Reputation: 406
How can I get GroupByKey to trigger early results, rather than wait for all the data to arrive (which in my case is a pretty long time).I tried to split my input PCollection into windows with an early trigger, but it just doesn`t work. It still waits for all the data to arrive before giving out the results.
PCollection<List<String>> input = ...
PCollection<KV<Integer,List<String>>> keyedInput = input.apply(ParDo.of(new AddArbitraryKey()))
keyedInput.apply(Window<KV<Integer,List<String>>>into(
FixedWindows.of(Duration.standardSeconds(1)))
.triggering(Repeatedly.forever(AfterWatermark.pastEndOfWindow()))
.withAllowedLateness(Duration.ZERO).discardingFiredPanes())
.apply(GroupByKey.<Integer,List<String>>create())
.apply(ParDo.of(new RemoveArbitraryKey()))
.apply(ParDo.of(new FurtherProcessing())
I am doing this to prevent fusing . The AddArbitraryKey transform outputs its elements with Timestamp. However, GroupByKey holds up everything until all the data arrives (for all the windows) . Could someone please tell me how i can get it to trigger early. Thank You .
Upvotes: 3
Views: 1473
Reputation: 17913
To prevent fusion, it's better to use the transform Reshuffle.viaRandomKey()
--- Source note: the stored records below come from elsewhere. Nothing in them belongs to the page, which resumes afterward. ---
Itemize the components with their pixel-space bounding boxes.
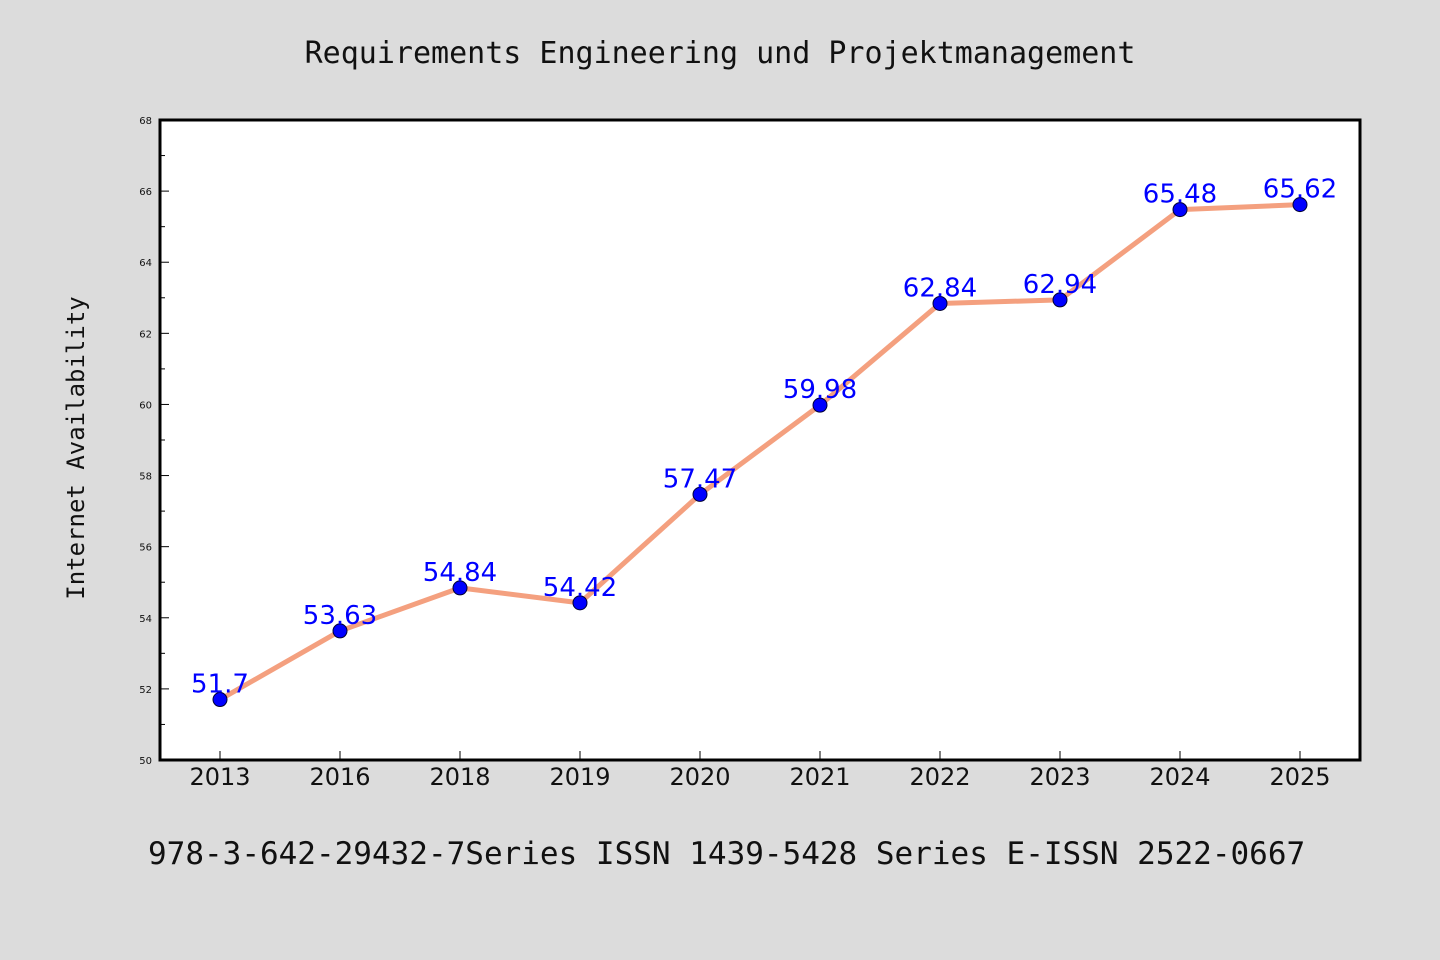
x-tick-label: 2013	[189, 763, 250, 791]
x-tick-label: 2019	[549, 763, 610, 791]
data-point	[572, 595, 588, 611]
data-point	[932, 295, 948, 311]
data-point	[1172, 202, 1188, 218]
data-label: 54.42	[543, 573, 617, 603]
y-tick-label: 50	[139, 756, 152, 767]
x-tick-label: 2024	[1149, 763, 1210, 791]
data-point	[452, 580, 468, 596]
data-label: 62.94	[1023, 270, 1097, 300]
data-point	[692, 486, 708, 502]
data-label: 59.98	[783, 375, 857, 405]
y-tick-label: 64	[139, 258, 152, 269]
y-tick-label: 60	[139, 400, 152, 411]
data-labels: 51.7 53.63 54.84 54.42 57.47 59.98 62.84 62.94 6…	[191, 175, 1337, 700]
data-point	[212, 692, 228, 708]
x-tick-label: 2025	[1269, 763, 1330, 791]
y-tick-label: 62	[139, 329, 152, 340]
chart-title: Requirements Engineering und Projektmana…	[305, 36, 1136, 71]
x-tick-label: 2018	[429, 763, 490, 791]
data-point	[812, 397, 828, 413]
data-label: 62.84	[903, 273, 977, 303]
data-label: 53.63	[303, 601, 377, 631]
y-tick-label: 56	[139, 543, 152, 554]
y-tick-label: 68	[139, 116, 152, 127]
x-tick-label: 2020	[669, 763, 730, 791]
data-label: 54.84	[423, 558, 497, 588]
data-point	[1052, 292, 1068, 308]
y-tick-label: 66	[139, 187, 152, 198]
data-label: 65.62	[1263, 175, 1337, 205]
data-label: 51.7	[191, 670, 249, 700]
data-point	[1292, 197, 1308, 213]
data-label: 65.48	[1143, 180, 1217, 210]
y-tick-label: 58	[139, 472, 152, 483]
y-axis-label: Internet Availability	[62, 296, 90, 599]
data-label: 57.47	[663, 464, 737, 494]
y-tick-label: 54	[139, 614, 152, 625]
footer-isbn-text: 978-3-642-29432-7Series ISSN 1439-5428 S…	[148, 836, 1305, 872]
series-line	[218, 202, 1301, 702]
x-axis: 2013 2016 2018 2019 2020 2021 2022 2023 2024 2025	[189, 751, 1331, 791]
data-markers	[212, 197, 1308, 708]
y-axis: 50 52 54 56 58 60 62 64 66 68	[139, 116, 169, 767]
x-tick-label: 2021	[789, 763, 850, 791]
x-tick-label: 2016	[309, 763, 370, 791]
data-point	[332, 623, 348, 639]
y-tick-label: 52	[139, 685, 152, 696]
x-tick-label: 2023	[1029, 763, 1090, 791]
x-tick-label: 2022	[909, 763, 970, 791]
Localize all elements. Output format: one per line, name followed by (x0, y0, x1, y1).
which performs better and makes sure to not introduce any additional triggering delays.
Upvotes: 1
Reputation: 1901
You can install a trigger like
Repeatedly
.forever(AfterProcessingTime
.pastFirstElementInPane()
.plusDuration(Duration.standardMinutes(1))
.orFinally(AfterWatermark.pastEndOfWindow())
.discardingFiredPanes()
Or
AfterWatermark.pastEndOfWindow()
.withEarlyFirings(
AfterProcessingTime
.pastFirstElementInPane()
.plusDuration(Duration.standardMinutes(1))
Upvotes: 2